Markov model library for Rust
Add markov
as a dependency:
[dependencies]
markov = { git = "https://github.com/mandykoh/rs-markov", tag = "v0.1.0" }
Create a model for holding your Markov data. The Model needs the order to be specified—a 1st order model tracks probabilities of future symbols based on one prior symbol, whilst a 3rd order model tracks probabilities of future symbols based on three prior symbols.

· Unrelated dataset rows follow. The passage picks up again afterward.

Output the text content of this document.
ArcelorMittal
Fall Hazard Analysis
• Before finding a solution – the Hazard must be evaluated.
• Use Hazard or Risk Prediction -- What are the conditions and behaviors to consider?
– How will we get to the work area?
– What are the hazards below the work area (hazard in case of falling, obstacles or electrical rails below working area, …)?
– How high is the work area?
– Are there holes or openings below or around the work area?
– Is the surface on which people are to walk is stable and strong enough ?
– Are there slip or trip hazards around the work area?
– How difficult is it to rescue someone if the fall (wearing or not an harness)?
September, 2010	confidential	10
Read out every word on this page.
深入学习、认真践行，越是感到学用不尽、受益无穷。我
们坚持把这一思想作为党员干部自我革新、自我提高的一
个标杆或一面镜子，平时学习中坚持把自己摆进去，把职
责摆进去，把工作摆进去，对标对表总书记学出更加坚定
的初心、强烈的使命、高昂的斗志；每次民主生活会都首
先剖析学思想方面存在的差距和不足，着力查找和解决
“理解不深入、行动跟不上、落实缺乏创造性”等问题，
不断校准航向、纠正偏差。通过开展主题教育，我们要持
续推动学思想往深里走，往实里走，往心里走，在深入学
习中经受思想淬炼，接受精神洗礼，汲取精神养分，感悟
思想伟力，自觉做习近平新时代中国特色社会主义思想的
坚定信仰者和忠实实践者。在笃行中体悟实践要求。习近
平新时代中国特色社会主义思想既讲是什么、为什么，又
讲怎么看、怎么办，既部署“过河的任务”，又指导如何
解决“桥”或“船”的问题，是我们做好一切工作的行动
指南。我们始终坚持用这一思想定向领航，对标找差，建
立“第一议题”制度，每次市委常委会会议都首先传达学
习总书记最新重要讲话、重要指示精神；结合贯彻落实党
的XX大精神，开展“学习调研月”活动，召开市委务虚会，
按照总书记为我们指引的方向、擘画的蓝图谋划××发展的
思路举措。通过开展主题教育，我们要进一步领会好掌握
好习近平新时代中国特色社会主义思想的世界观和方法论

Here we’re specifying a 1st order model:
let mut model = markov::Model::empty(1);
Use an Accumulator to train the model:
let mut acc = markov::Accumulator::new(&mut model);
Symbols can be added in sequence to the accumulator, which will update the underlying model. Symbols can represent characters, words, events, or any abstract element in an ordered sequence. If your use case has sequences with logical endings, use end
to indicate this.
acc.add("the");
acc.add("quick");
acc.add("brown");
acc.add("fox");
acc.end();
Use a Generator to generate new sequences from the model. The Generator needs a rand_source
which returns numbers in the [0, 1) range and determines how samples are drawn (here, we use a pseudorandom number generator):
use rand::Rng;
let mut rng = rand::thread_rng();
let mut gen = markov::Generator::new(&model, Box::new(move || rng.gen::<f64>()));
Sequences of symbols can be generated by sampling from the Generator:
while let Some(symbol) = gen.next() {
print!(" {}", symbol);
}
println!();
Use a Predictor to predict the most likely following symbols based on a model:
let mut pre = markov::Predictor::new(&model);
pre.given("the");
pre.given("quick");
pre.given("brown");
let prediction = pre.predict(); // returns Some(&"fox")
Predictors can also produce entire most-likely sequences (similarly to Generators but without a random element):
while let Some(symbol) = pre.next() {
print!(" {}", symbol);
}
println!();
This software is make available under an MIT license.